Current state: Accepted
Discussion thread: here
Please keep the discussion on the mailing list rather than commenting on the wiki (wiki discussions get unwieldy fast).
A broker may be alive but unable to establish new connections, emit metrics, or emit logs due to failed DNS resolution. It would be helpful to have a metric that counts the number of brokers registered to a cluster since it is not altogether obvious that a particular broker is not emitting metrics or logs. It would also be helpful to count the number of unfenced brokers so that it is known how many brokers are present in the metadata response and how many are not.
We propose adding two new controller metrics. Note that these metrics are 0 on all nodes except the active controller.
|Attribute Name||Value when using ZK||Value When using KRaft|
|kafka.controller:type=KafkaController:ActiveBrokerCount||The number of brokers known to the KafkaController||The number of registered and unfenced brokers|
|kafka.controller:type=KafkaController:FencedBrokerCount||Always 0||The number of registered but fenced brokers|
Compatibility, Deprecation, and Migration Plan
No migration plan is needed because these metrics are new.
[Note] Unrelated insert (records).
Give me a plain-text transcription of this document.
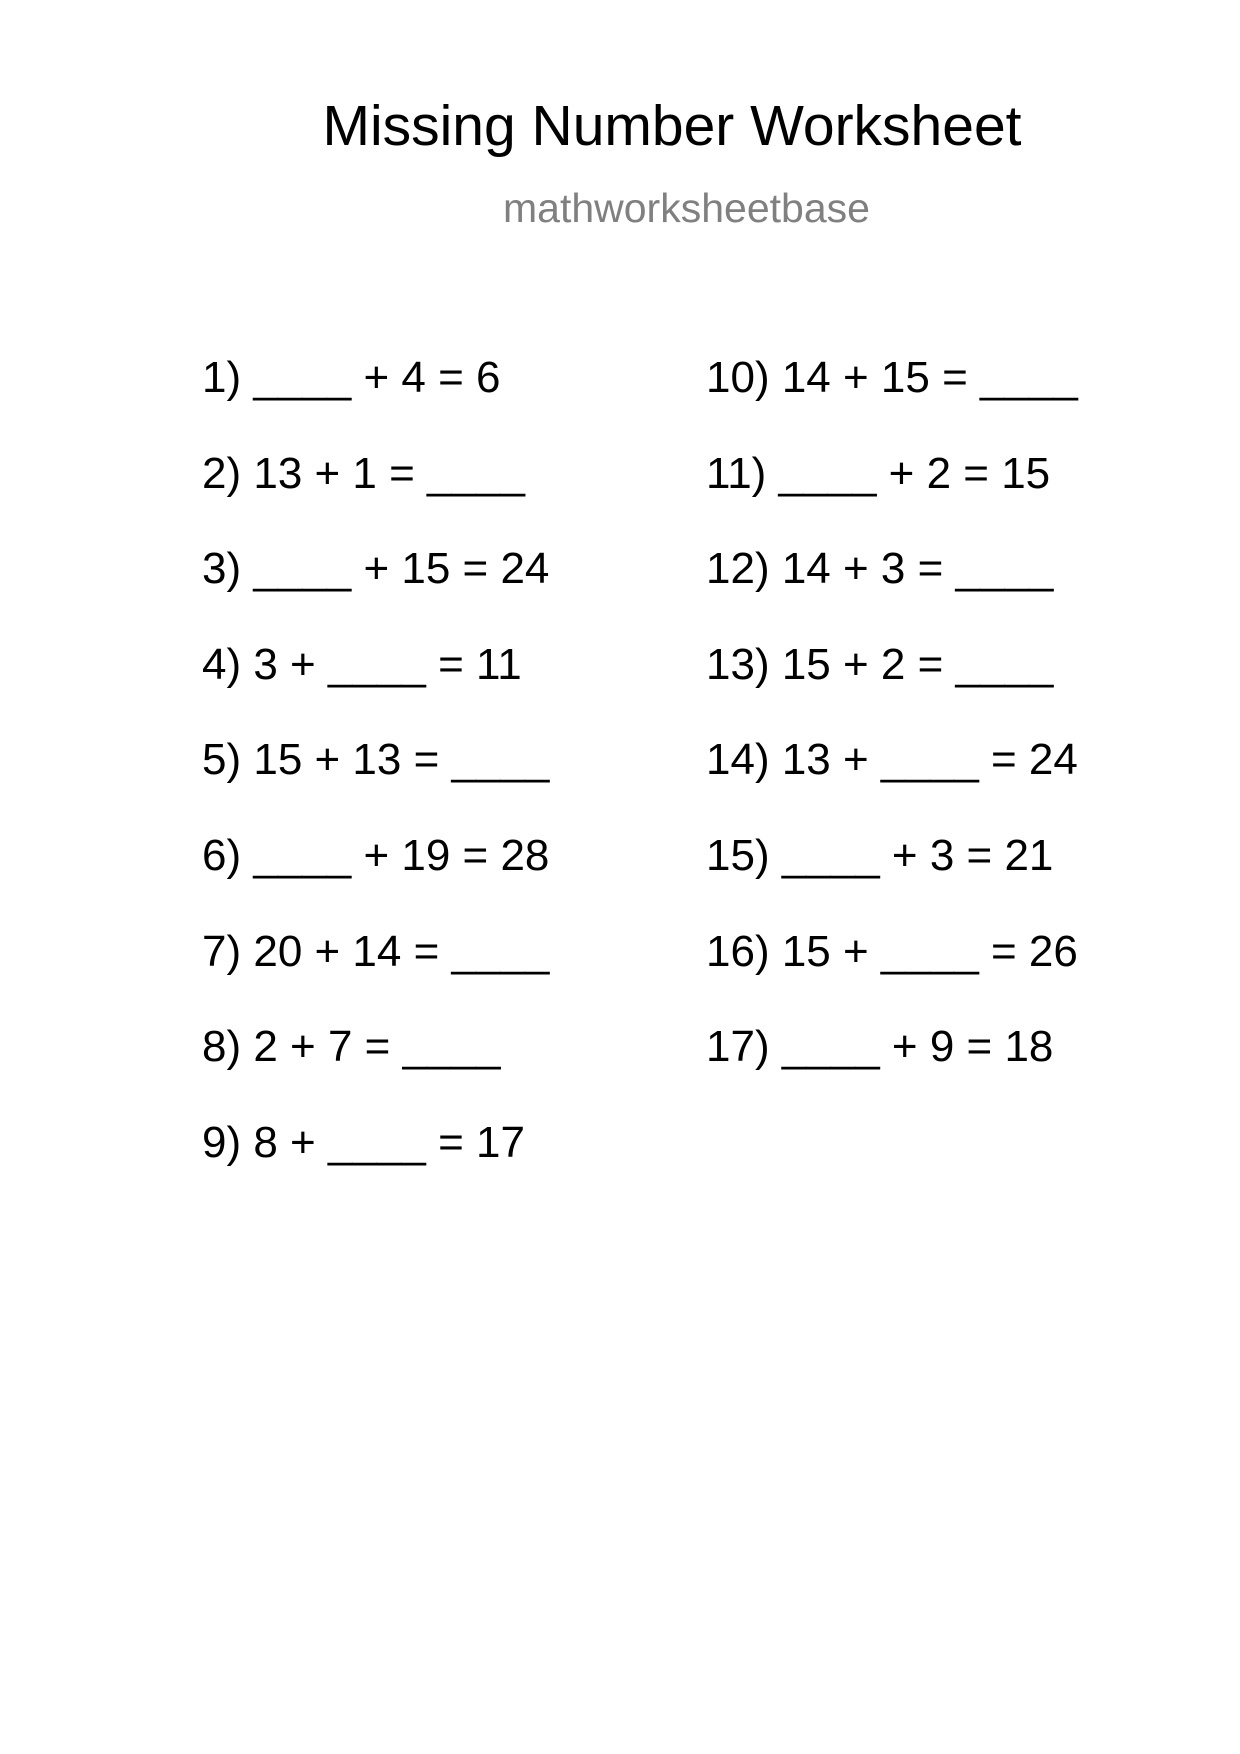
Missing Number Worksheet
mathworksheetbase
1) ____ + 4 = 6
2) 13 + 1 = ____
3) ____ + 15 = 24
4) 3 + ____ = 11
5) 15 + 13 = ____
6) ____ + 19 = 28
7) 20 + 14 = ____
8) 2 + 7 = ____
9) 8 + ____ = 17
10) 14 + 15 = ____
11) ____ + 2 = 15
12) 14 + 3 = ____
13) 15 + 2 = ____
14) 13 + ____ = 24
15) ____ + 3 = 21
16) 15 + ____ = 26
17) ____ + 9 = 18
We discussed the possibility of having a metric which would count all brokers, fenced and unfenced. However, in the ZK world, unlike in the KRaft world, this would be equivalent to counting all active brokers. This might lead people to start using the metric that way, which could complicate their transition from ZK to KRaft. Therefore, it's better to have a metric for active brokers specifically, rather than a metric for all registered brokers.